Uma nova gargalhada de Alti foi ouvida.

“Parece que descobriram as minhas limitações. Mas se não pode vir a mim, eu posso ir até você, Xena. Você quer brigar? Me arrume um corpo e nós brigaremos. Como nos velhos tempos!”

“Você é estúpida demais em achar que eu permitiria que você viesse até o reino dos vivos tão facilmente assim”.

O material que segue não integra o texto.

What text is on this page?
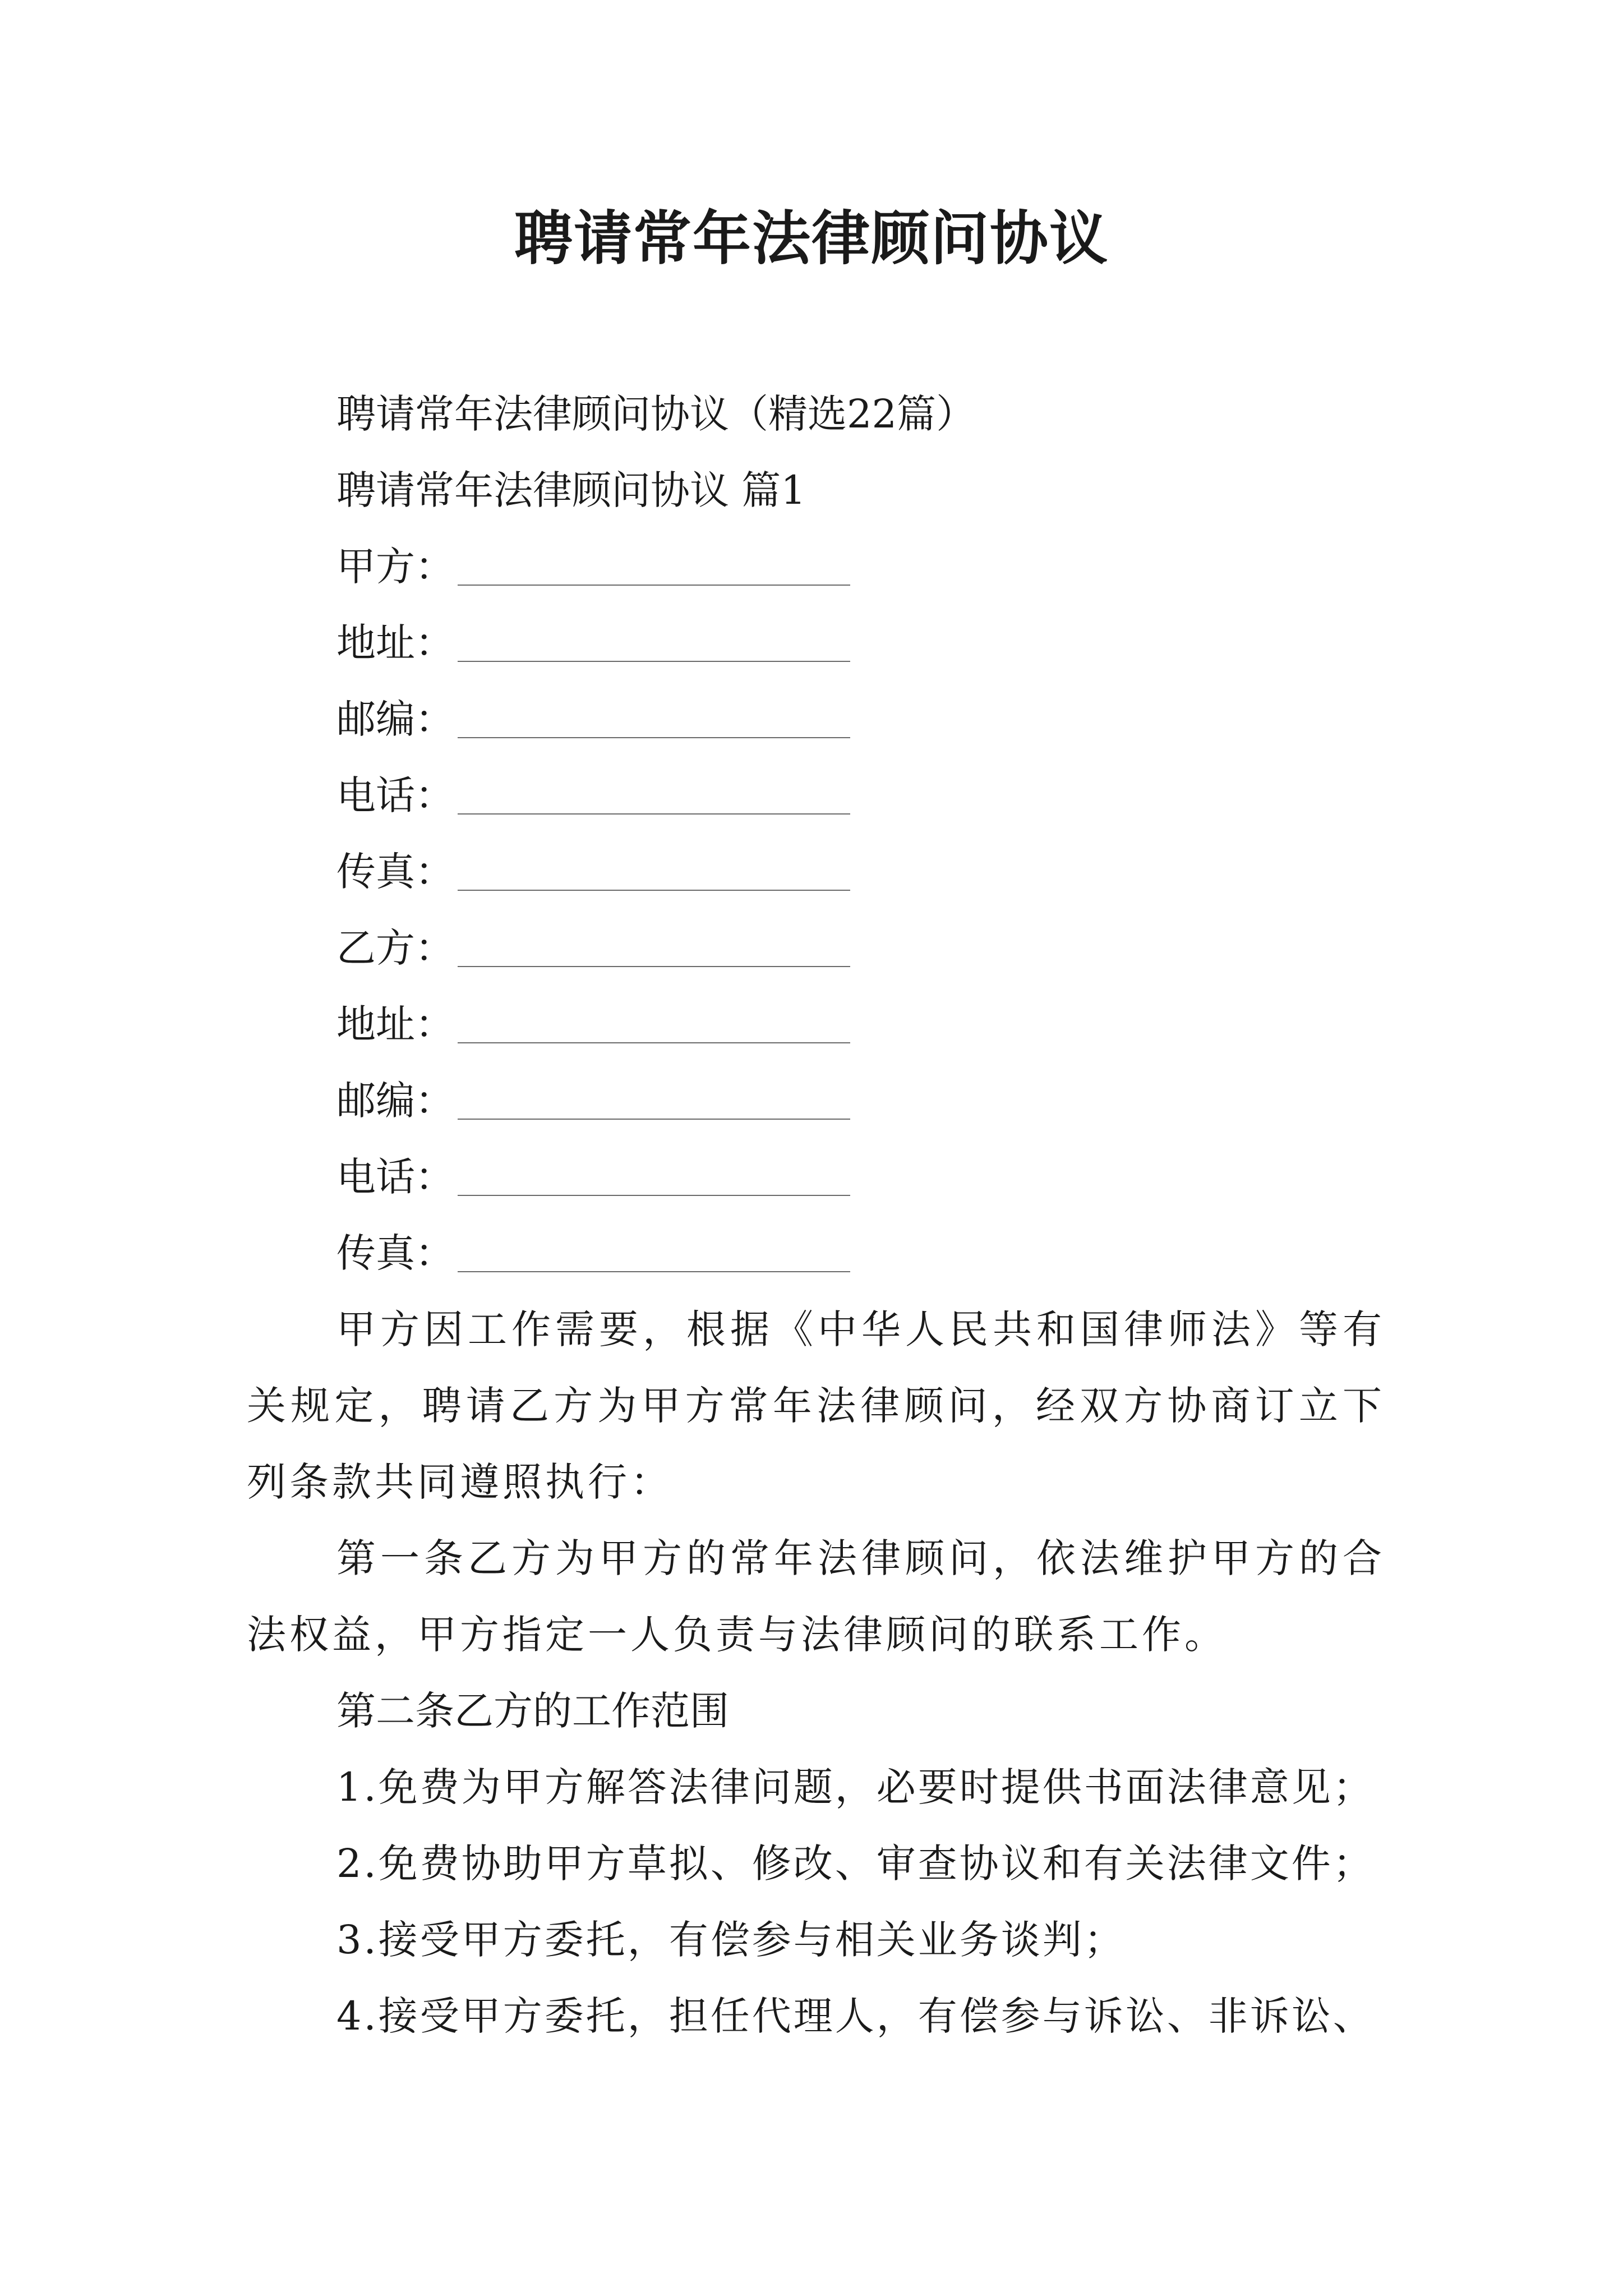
聘请常年法律顾问协议
聘请常年法律顾问协议（精选22篇）
聘请常年法律顾问协议 篇1
甲方：
地址：
邮编：
电话：
传真：
乙方：
地址：
邮编：
电话：
传真：
甲方因工作需要，根据《中华人民共和国律师法》等有关规定，聘请乙方为甲方常年法律顾问，经双方协商订立下列条款共同遵照执行：
第一条乙方为甲方的常年法律顾问，依法维护甲方的合法权益，甲方指定一人负责与法律顾问的联系工作。
第二条乙方的工作范围
1.免费为甲方解答法律问题，必要时提供书面法律意见；
2.免费协助甲方草拟、修改、审查协议和有关法律文件；
3.接受甲方委托，有偿参与相关业务谈判；
4.接受甲方委托，担任代理人，有偿参与诉讼、非诉讼、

“Sua escolha, Princesa Guerreira. Eu tenho uma legião ao meu comando. Quantas dezenas de Cultistas você conseguirá derrotar em um dia? Eles continuarão vindo, de novo, e de novo. Essa é a graça de você ter derrotado os deuses olímpicos, Xena. Algumas pessoas estão apenas sedentas por cultuar alguém… Além disso, tudo que você precisa é lembrar que eu nunca precisei pedir permissão”.

“Ela pode fazer isso?” perguntou Gabrielle “Apenas se apossar do corpo de alguém”.

“Já vi ela fazendo isso com o berseker e com animais. Ela não pode me tomar, nem você. A Doutora tem energia regenerativa, então é atrás de Yaz que ela está vindo.” Disse Xena entre os dentes.

Yaz arregalou os olhos em pânico sem saber o que esperar.

“Isso” sibilou Alti enquanto o monitor se apagava e a sua voz se tornava mais difusa, difícil de identificar de onde vinha. “Eu adoro o cheiro do medo. Quantas cicatrizes você tem aí dentro, Yasmin Khan? Quantos traumas escondidos, quantos pesadelos e mágoas para me alimentar? Vamos ver do que você é…”

“NÃO. NÃO OUSE” veio um grito gutural vindo da Doutora “NÃO ELA. NUNCA ELA. Eu não te conheço, não sei que tipo de criatura você é, mas se você chegar perto de uma molécula do corpo de Yasmin Khan, eu vou te caçar por todo Espaço-Tempo, E EU TENHO TODO O TEMPO DO MUNDO”

“Hm, interessante” sibilou Alti novamente “As ameaças são reais, eu posso dizer. Mas junto com elas…tanto…medo? Medo de perder? Mais medo do que já senti qualquer ser humano emanar…?”.

A Doutora olhou com pesar para as três, sabendo da escolha difícil que estava prestes a tomar.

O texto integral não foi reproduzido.